Tudo isso tem a ver com a exclusão da violência estrutural e também com a violência cultural que, por exemplo, precisa de ter ações na área do sistema educacional. Temos educação que não educa para a cidadania, que não compromete o cidadão com as coisas públicas. Nós precisamos de reformas estruturais no âmbito do sistema de justiça, na questão da política econômica, de impostos, em relação à divida pública. São questões que precisam de medidas legislativas, de reformas estruturais, institucionais. Uma série de reformas que o Brasil não fez, inclusive durante os governos chamados progressistas e de esquerda. Preferiram trabalhar com políticas incrementais no momento em que a economia mundial estava muito boa. O Brasil estava bem por causa da comodites e não enfrentou a violência estrutural e a violência cultural da nossa sociedade. Por isso, que talvez, estamos num período de marcha ré…Tem a ver com política de governo e com a própria sociedade. Nossa cultura, por exemplo religiosa está cada vez mais uma religião voltada para o individualismo, não está preocupada com as questões comunitárias, com a exclusão do outro, com miséria do outro. Até no campo religioso, temos tendência de religiões (cristãs) elitistas, criminalizadoras, violentas, excludentes.

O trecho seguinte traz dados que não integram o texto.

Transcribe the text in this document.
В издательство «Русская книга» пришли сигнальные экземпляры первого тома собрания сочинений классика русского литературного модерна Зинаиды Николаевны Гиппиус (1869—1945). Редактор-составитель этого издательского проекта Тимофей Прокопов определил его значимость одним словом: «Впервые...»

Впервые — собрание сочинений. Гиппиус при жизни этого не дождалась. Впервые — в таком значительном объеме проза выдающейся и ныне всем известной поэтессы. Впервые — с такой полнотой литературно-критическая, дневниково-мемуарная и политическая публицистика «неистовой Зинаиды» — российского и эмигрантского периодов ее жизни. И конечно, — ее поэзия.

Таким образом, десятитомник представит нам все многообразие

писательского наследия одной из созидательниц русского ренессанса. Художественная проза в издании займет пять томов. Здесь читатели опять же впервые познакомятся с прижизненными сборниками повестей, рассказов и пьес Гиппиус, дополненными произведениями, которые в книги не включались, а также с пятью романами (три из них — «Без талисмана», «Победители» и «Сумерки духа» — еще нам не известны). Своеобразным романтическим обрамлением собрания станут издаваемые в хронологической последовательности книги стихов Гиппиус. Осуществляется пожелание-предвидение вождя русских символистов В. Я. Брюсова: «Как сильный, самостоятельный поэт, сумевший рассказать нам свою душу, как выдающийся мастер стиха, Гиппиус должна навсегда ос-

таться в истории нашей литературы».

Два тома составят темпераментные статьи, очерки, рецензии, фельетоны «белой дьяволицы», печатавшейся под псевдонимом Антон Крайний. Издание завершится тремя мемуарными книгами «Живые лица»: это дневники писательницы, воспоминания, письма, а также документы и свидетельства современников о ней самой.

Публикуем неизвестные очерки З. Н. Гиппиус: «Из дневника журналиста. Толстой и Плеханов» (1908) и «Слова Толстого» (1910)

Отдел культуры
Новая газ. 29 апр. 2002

13 – Quais são as principais falhas do sistema prisional no Brasil?
Nosso sistema prisional não funciona, é altamente caro, oneroso, com altíssimas taxas de reincidência. Não cumpre sua função nem constitucional e nem social. Existem modelos alternativos que não resolvem o problema como o modelo APAC, porque trabalha na mesma lógica de encarceramento. Apesar de ser um modelo que ajuda na recuperação daqueles que estão lá, ele colabora para o adensamento de todo o modelo mais amplo que continua punindo e prendendo. Então, não é com medidas pontuais que vamos resolver o problema prisional. Ele precisa ser reformado. Em todo mundo, prisão, que é algo muito caro e cujas taxas de reincidência também são altas, é restrita para quem oferece risco social. Para todos os demais, deve-se trabalhar com penas e medidas alternativas, com políticas de prevenção que são mais baratas e são muito mais efetivas.
14 – Liberar o uso de armas para a população pode aumentar a violência e com isso o número de pessoas presas. Ainda existe o interesse em privatizar o sistema prisional?
Numa tendência de um Estado autoritário e penal, a indústria do preso tende a aumentar. Como o Estado não dá conta de manter o sistema prisional que é caro, a melhor forma é privatizá-lo porque aí você transfere para iniciativa privada um custo que o Estado teria que fazer de imediato – construir prisão, selecionar agente prisional etc. Uma das formas de controle social é aumentar as penas e as prisões. Isso vai ser feito num governo mais autoritário em relação a movimentos sociais. Como o sistema prisional brasileiro é o terceiro maior do mundo e está superlotado, não cabe mais gente, a tendência é transferir para a iniciativa privada, que não tem ônus nenhum só bônus. A verdadeira indústria do preso.
Robson Sávio – Professor, filósofo, doutor em Ciências Sociais; mestre em Administração Pública e especialista em Estudos de Criminalidade e Segurança Pública.